HAL Update: A Confidence Game
An update on HAL, the HPC Vibe Coding experiment. One step forward and two steps back?
Our little HPC vibe coding experiment is going backwards. I deleted all of the test code it generated last week.
The first interesting thing about that is how easy was to delete large amounts of vibe code. I feel no attachment to it. I’m not worried about what I might lose (which I sometimes do despite the git history). git rm -r test/. 💥Boom. It’s gone. Don’t care.
I didn’t delete it because it was wrong. It might have been. I don’t know. And that’s why I really deleted it. I didn’t trust it; it was verbose and gaining confidence that those test passing would mean I had working software meant I would have to read and understand it all. Sure, I had asked AI to validate it, and it did. Still didn’t trust it. I wasn’t about to read 4500 lines of AI generated code. Not gonna happen.
I think the key difference here is that the level of trust and confidence I’m demanding for this is far higher than I did for our various vibe coded internal tools. If our ATS doesn’t work I’m somewhat inconvenienced but somehow, I’ll manage. If your calculations for a nuclear reactor or risk exposures for a “too big to fail” bank aren’t correct though people tend to get a tiny but more annoyed. The same level of trust is therefore demanded of the software that runs those calculations. i.e. this (HAL).

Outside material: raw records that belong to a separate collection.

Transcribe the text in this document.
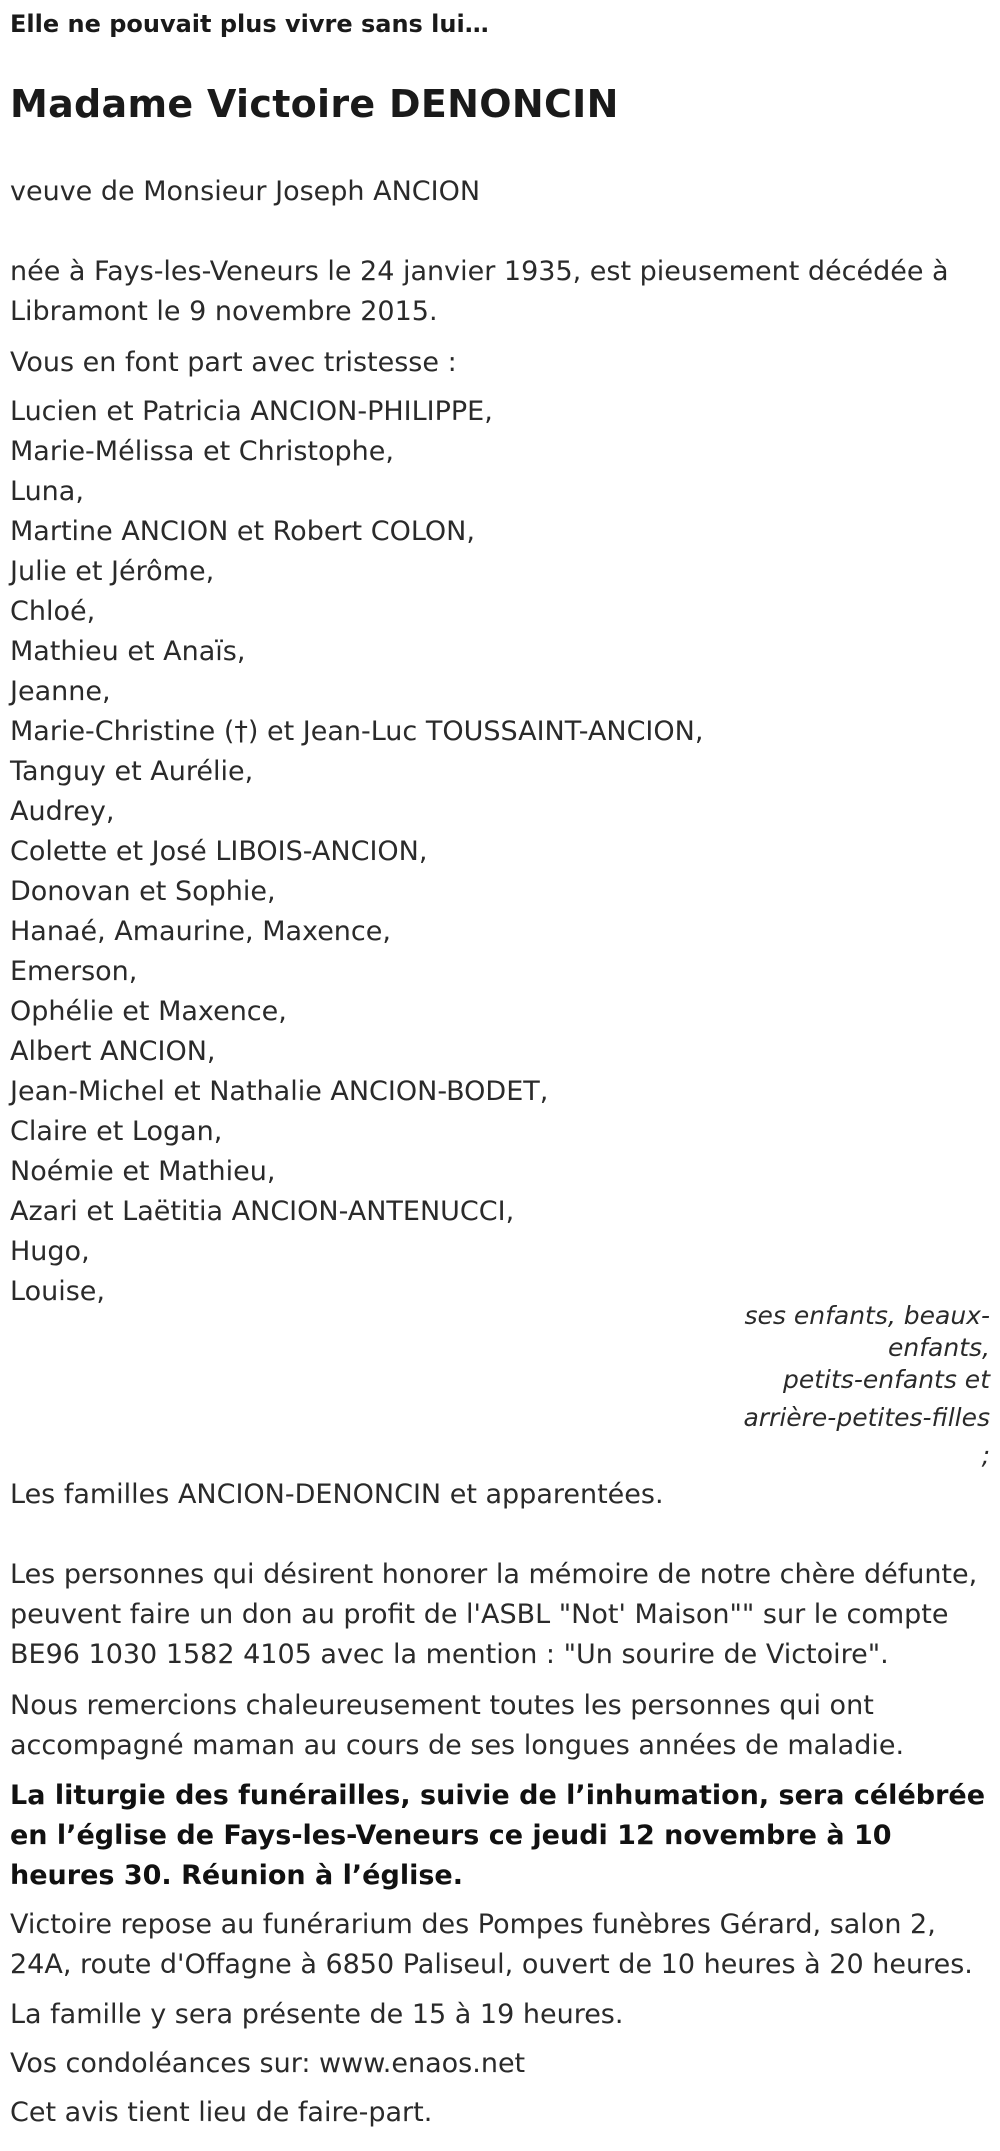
Elle ne pouvait plus vivre sans lui…
Madame Victoire DENONCIN
veuve de Monsieur Joseph ANCION
née à Fays-les-Veneurs le 24 janvier 1935, est pieusement décédée à Libramont le 9 novembre 2015.
Vous en font part avec tristesse :
Lucien et Patricia ANCION-PHILIPPE,
Marie-Mélissa et Christophe,
Luna,
Martine ANCION et Robert COLON,
Julie et Jérôme,
Chloé,
Mathieu et Anaïs,
Jeanne,
Marie-Christine (†) et Jean-Luc TOUSSAINT-ANCION,
Tanguy et Aurélie,
Audrey,
Colette et José LIBOIS-ANCION,
Donovan et Sophie,
Hanaé, Amaurine, Maxence,
Emerson,
Ophélie et Maxence,
Albert ANCION,
Jean-Michel et Nathalie ANCION-BODET,
Claire et Logan,
Noémie et Mathieu,
Azari et Laëtitia ANCION-ANTENUCCI,
Hugo,
Louise,
ses enfants, beaux-
enfants,
petits-enfants et
arrière-petites-filles
;
Les familles ANCION-DENONCIN et apparentées.
Les personnes qui désirent honorer la mémoire de notre chère défunte, peuvent faire un don au profit de l'ASBL "Not' Maison"" sur le compte BE96 1030 1582 4105 avec la mention : "Un sourire de Victoire".
Nous remercions chaleureusement toutes les personnes qui ont accompagné maman au cours de ses longues années de maladie.
La liturgie des funérailles, suivie de l’inhumation, sera célébrée en l’église de Fays-les-Veneurs ce jeudi 12 novembre à 10 heures 30. Réunion à l’église.
Victoire repose au funérarium des Pompes funèbres Gérard, salon 2, 24A, route d'Offagne à 6850 Paliseul, ouvert de 10 heures à 20 heures.
La famille y sera présente de 15 à 19 heures.
Vos condoléances sur: www.enaos.net
Cet avis tient lieu de faire-part.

So, I deleted it all and started again. A bit less vibey this time but still trying to do this AI first. I recreated the test, providing more direction on how I want the test framework created, small steps, checking the output more frequently. I still didn’t write any code by hand, and I haven’t really read of all of it, but it feels a bit more correct. Yea pretty vibey still 🤣
My workflow for this includes tracking the prompt history itself in a markdown file which led to a funny thing happening. I had started to write the prompts into the markdown file first and then paste them into Codex. The file was open in VS Code with GitHub Copilot. Yes, you guessed it. Copilot (set to use Opus 4.6) started writing the prompts that were then fed to Codex. 😆 What’s that called? Meta vibe coding?

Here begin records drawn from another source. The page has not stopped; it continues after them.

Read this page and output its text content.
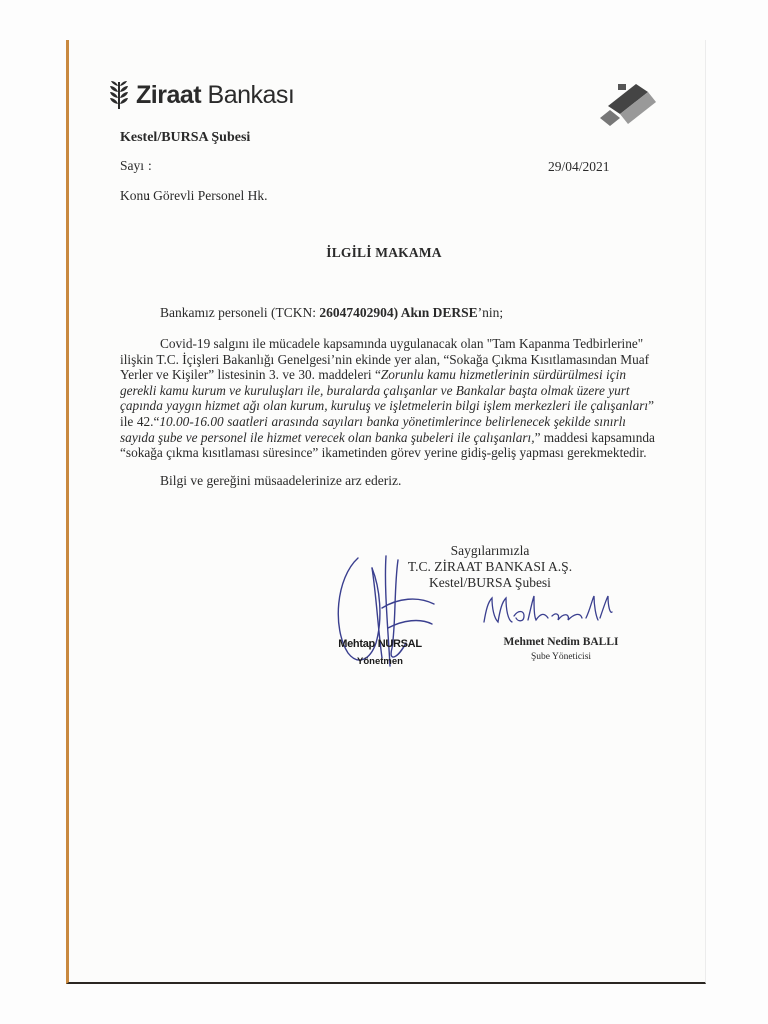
Ziraat Bankası
Kestel/BURSA Şubesi
Sayı :	29/04/2021
Konu
: Görevli Personel Hk.
İLGİLİ MAKAMA
Bankamız personeli (TCKN: 26047402904) Akın DERSE’nin;
Covid-19 salgını ile mücadele kapsamında uygulanacak olan "Tam Kapanma Tedbirlerine"
ilişkin T.C. İçişleri Bakanlığı Genelgesi’nin ekinde yer alan, “Sokağa Çıkma Kısıtlamasından Muaf
Yerler ve Kişiler” listesinin 3. ve 30. maddeleri “Zorunlu kamu hizmetlerinin sürdürülmesi için
gerekli kamu kurum ve kuruluşları ile, buralarda çalışanlar ve Bankalar başta olmak üzere yurt
çapında yaygın hizmet ağı olan kurum, kuruluş ve işletmelerin bilgi işlem merkezleri ile çalışanları”
ile 42.“10.00-16.00 saatleri arasında sayıları banka yönetimlerince belirlenecek şekilde sınırlı
sayıda şube ve personel ile hizmet verecek olan banka şubeleri ile çalışanları,” maddesi kapsamında
“sokağa çıkma kısıtlaması süresince” ikametinden görev yerine gidiş-geliş yapması gerekmektedir.
Bilgi ve gereğini müsaadelerinize arz ederiz.
Saygılarımızla
T.C. ZİRAAT BANKASI A.Ş.
Kestel/BURSA Şubesi
Mehtap NURSAL
Yönetmen
Mehmet Nedim BALLI
Şube Yöneticisi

Now I have a new test harness. I still don’t trust it, but its less verbose and makes a little more sense than the last one. I’ve asked the LLMs to validate it again too but I’m honestly not sure at this point how I build a greater level of trust in this without resorting to writing the test code myself, AI assisted too perhaps, but really writing it all myself.
I think it’s no accident that the recent large scale vibe coding experiments by Cursor and Anthropic to create a browser and C compiler respectively chose products to code that had existing, and fairly comprehensive, test suites.
I might be missing something, and please fill me in if I am, but I don’t see anything out there yet on how to solve this. Answers on a postcard.
As ever all the gory details are in the git commit history and the prompt-history.md files.
P.S: I’ve just kicked it off to go and implement the data control plane… Guess we’ll see what we get.